Install Tusted External Cert for SSLVPN

ssl vpn certificate external

Best Answer Nick Haas, 06 November 2019 - 01:56 PM

You will have to create a CSR f.e. with OpenSSL on the CLI of the box.

 

 

Thanks for this. It worked perfectly. I was able to generate a KEY (with no password) and a CSR. I purchased a 1 year Comodo SSL certificate for $8.95 in "Other" format. They sent the certs in CRT format and at the end of the email was a raw PEM cert in plain text in the email. I just copied both of them and using the NGAdmin client installed them from the clipboard. SEND/ACTIVATE and it worked perfectly.

Go to the full post


  • Please log in to reply
3 replies to this topic

#1 Nick Haas

Nick Haas
  • Members
  • 2 posts

Posted 21 October 2019 - 08:54 AM

I'd like to install a signed trusted certificate to prevent the warnings my users receive when logging into CudaLaunch. I'm having a hard time figuring out how to request and install the proper certificate. I believe I need to install one into the configuration for the SSLVPN service itself: Box-->Virtual Servers-->(server name)-->Assigned Services-->VPN-->SSLVPN

 

There's a drop down to choose "External Certificate" and then I can select an External-Signed Private Key and External-Signed Certificate.

 

What I can't figure out is how to request this...  typically I would generate a CSR, but I can't find any way to do this through the NGAdmin client. Additionally, I'm not sure what type of certificate to purchase. The interface wants a PKCS12 or PEM file. 

 

Anyone have experience with this or can offer recommendations? Thanks.

 

Edit: This is on my F18



#2 Micha Knorpp

Micha Knorpp
  • Members
  • 180 posts
  • LocationGermany, BW

Posted 06 November 2019 - 04:48 AM

You will have to create a CSR f.e. with OpenSSL on the CLI of the box.

 

regards

Micha


regards,
-micha-

#3 Manuel Huber

Manuel Huber
  • Members
  • 155 posts

Posted 06 November 2019 - 10:57 AM

Hello,

 

already in 2016 a feature request was made to provide the functionality to create CSRs in NG Admin - I can only suggest to vote for this. It is already marked as planned and I guess it should not be too much effort to implement, so hopefully we can see such a feature soon.

 

FRQ:

https://netsecfeedba.../ideas/NGF-I-59



#4 Nick Haas

Nick Haas
  • Members
  • 2 posts

Posted 06 November 2019 - 01:56 PM   Best Answer

You will have to create a CSR f.e. with OpenSSL on the CLI of the box.

 

 

Thanks for this.
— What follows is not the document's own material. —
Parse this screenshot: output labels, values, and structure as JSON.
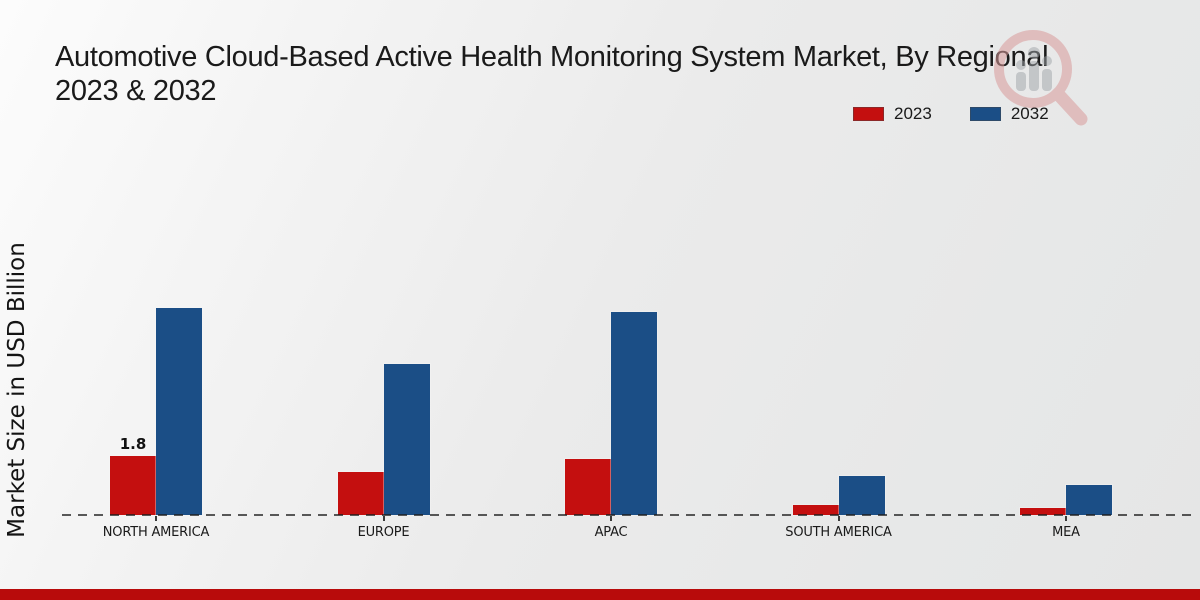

It worked perfectly. I was able to generate a KEY (with no password) and a CSR. I purchased a 1 year Comodo SSL certificate for $8.95 in "Other" format. They sent the certs in CRT format and at the end of the email was a raw PEM cert in plain text in the email. I just copied both of them and using the NGAdmin client installed them from the clipboard. SEND/ACTIVATE and it worked perfectly.